The human brain likes mazes. Hundreds of thousands of years of walking down game trails noting which plants were fruiting, what had been recently grazed and which tree the leopard liked to lurk in gives us an instinct for mapping our surroundings. Wandering to unfamiliar or rarely visited territory was how our primate ancestors found new sources of food, game and shelter. Outside of cities every step on a wild trail is worthy of attention as there are things better left untrampled. Inside cities, people drag their feet around as if a step is the same as a stumble. In cities, your surroundings are important only if you have money. If you don't have money you spend your time hiding from the minotaur, the police. Police don't fight crime they herd populations. Try to get the police to investigate a burglary.
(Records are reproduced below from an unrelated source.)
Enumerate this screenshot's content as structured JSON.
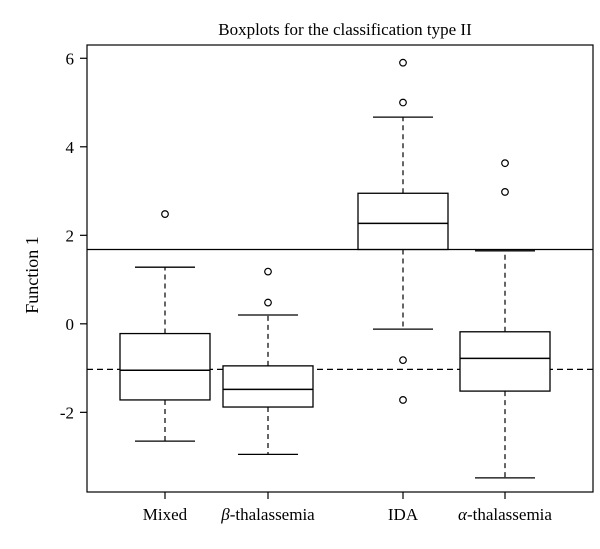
{
  "chart_data": {
    "type": "box",
    "title": "Boxplots for the classification type II",
    "ylabel": "Function 1",
    "xlabel": "",
    "ylim": [
      -3.8,
      6.3
    ],
    "yticks": [
      -2,
      0,
      2,
      4,
      6
    ],
    "categories": [
      {
        "label": "Mixed",
        "prefix": "",
        "suffix": "Mixed"
      },
      {
        "label": "β-thalassemia",
        "prefix": "β",
        "suffix": "-thalassemia"
      },
      {
        "label": "IDA",
        "prefix": "",
        "suffix": "IDA"
      },
      {
        "label": "α-thalassemia",
        "prefix": "α",
        "suffix": "-thalassemia"
      }
    ],
    "boxes": [
      {
        "whisker_low": -2.65,
        "q1": -1.72,
        "median": -1.05,
        "q3": -0.22,
        "whisker_high": 1.28,
        "outliers": [
          2.48
        ]
      },
      {
        "whisker_low": -2.95,
        "q1": -1.88,
        "median": -1.48,
        "q3": -0.95,
        "whisker_high": 0.2,
        "outliers": [
          0.48,
          1.18
        ]
      },
      {
        "whisker_low": -0.12,
        "q1": 1.68,
        "median": 2.27,
        "q3": 2.95,
        "whisker_high": 4.67,
        "outliers": [
          -0.82,
          -1.72,
          5.0,
          5.9
        ]
      },
      {
        "whisker_low": -3.48,
        "q1": -1.52,
        "median": -0.78,
        "q3": -0.18,
        "whisker_high": 1.65,
        "outliers": [
          2.98,
          3.63
        ]
      }
    ],
    "reference_lines": [
      {
        "value": 1.68,
        "style": "solid"
      },
      {
        "value": -1.03,
        "style": "dashed"
      }
    ],
    "grid": false,
    "legend": "none"
  }
}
At the same time children are excluded from participation in much of the urban maze they are offered a plethora of virtual mazes. In a virtual maze they get to play the minotaur. The player is the hunter. The player gets little virtual rewards for learning the maze and dominating the virtual inhabitants. It's a really nasty bit too since a person playing a video game is captured by a maze bigger than himself and the game. The labyrinth builder doesn't even have to build walls or physically chase them around; their brain runs around in circles while they sit there as a passive lump taking breaks only to work, eat, sleep and dispose of wastes.
Is this starting to sound familiar? The supermarket is a maze; they change the layout regularly. Television is a maze; you make choices by changing channels but you are still entrapped. Schooling is a maze; it's television but more expensive and more demanding of 'buy-in' from the maze runners. Always there are a multitude of choices, tiny intermediate rewards and the promise of a great reward at the center, the heart of the maze. A few fools even get that reward from time to time.
The elites that design all these mazes have one goal in mind. They want to keep otherwise difficult populations available for use but disable their ability to claim free agency. The easiest way to do this is to reward poor choices. Most importantly they disrupt critical thinking and reward idiots. It's not an accident that people on television are idiots. It's not an accident that people are rewarded for demonstrating the ability to lie to themselves. It's not an accident that a certain political party has front men that are intellectually challenged. Reasoned thinking is dangerous. Somebody might get the idea that an hour of say, Jesus Montoya the grape pruner's life is worth the same as an hour of a Wall Street executives life. The grape pruner can be proven to be doing something productive. The executive is, at best, a symbiont, usually a parasite, frequently a predator.
So mazes are designed to control your thinking. Mazes are built to control your movements. Mazes are designed to entrain your mind and defuse your frustration. Start looking for those mazes and you will see them forming around you; physically, mentally, socially. Refuse one maze and you will be offered another. Start climbing the walls and you'll meet the minotaur. Just remember he's in a maze too. His choices have been programmed and you can use that programming.
Do your best not to play. Confound the labyrinth. Introduce errors. Teach critical thinking. Spend as much time as possible in the natural world. Limit your machine time. Don't run. Climb the walls. The true maze is in our minds.